Excuse me for being a little skeptical and not buying into every Google public relations smokescreen story (R&D projects obviously designed to remove attention from Google’s failure to diversify beyond the mundane world of search engine advertising), and thank Apple for not telling anyone what it plans to do to reinvent the automobile.
I don’t buy it now. I don’t want to buy it in the future. Why?
I Like To Drive
The first few reasons to avoid a self-driving vehicle are obvious. First, I like to drive. Second, driverless cars will get hacked and that will cause fear, uncertainty, and doubt. Third, we don’t live in a perfectly mapped world, and neither do driverless cars.
I live in San Francisco, and the traffic here is as bad as about anywhere in the nation, and I still prefer to control where my car goes and how it gets there. If the U.S. government and major corporations and banks around the world cannot protect their customer’s data from hackers, how will an internet connected computerized driverless car avoid being hacked?
You know it’s going to happen. You don’t know when, or to whom, or to which driverless cars or trucks. But it is going to happen. Why? How? Murphy’s Law. Nothing in a computer is fool proof because fools are so ingenious.
Finally, there are issues where computers in a self-driving car just do not and will not work as well as a human. Weather. Horizontal rain, snow, dust storms, slush, ice on roads, potholes, road construction, and crazy-assed drivers already combine to keep driverless cars in need of a driver. What will a driverless car do when a deer crosses the road, or a chicken tries to get to the other side?
I’m thinking blue screen of death.
In essence, a self-driving car is a mobile robot, and robots are combinations of hardware and software– both of which are made by highly imperfect humans–and both have their own issues, which can combine to create a pretty picture of the driverless future in tests and videos, but could also prove deadly when a child darts between two parked cars into moving traffic (an alert human would slow down when children and parked cars are visible).
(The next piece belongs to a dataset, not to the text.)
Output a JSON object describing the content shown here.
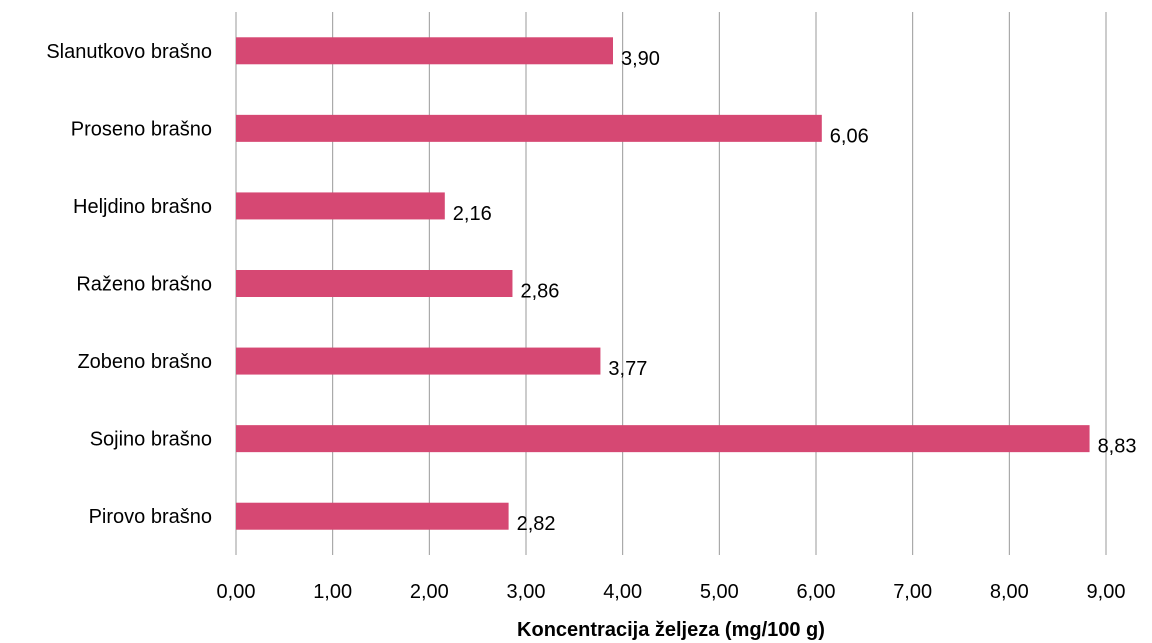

As part of the software, driverless cars rely on maps, and maps are a dynamic, constantly changing, constantly being updated, and constantly out of date. Where hardware and software intersect is in the sensors which tell the software what’s going on. The camera on my state-of-the-art iPhone cannot focus fast enough, or adjust exposure to match changing lighting conditions, so how is a driverless car with similar technology going to avoid the same shortcomings?
- A robot may not injure a human being or, through inaction, allow a human being to come to harm.
- A robot must obey the orders given it by human beings, except where such orders would conflict with the First Law.
- A robot must protect its own existence as long as such protection does not conflict with the First or Second Laws.
If humans cannot follow such laws appropriately in all situations, and they cannot, how could we expect machines (robots) to adhere to such laws. Sorry, Apple. Sorry, Google. No driverless car for me.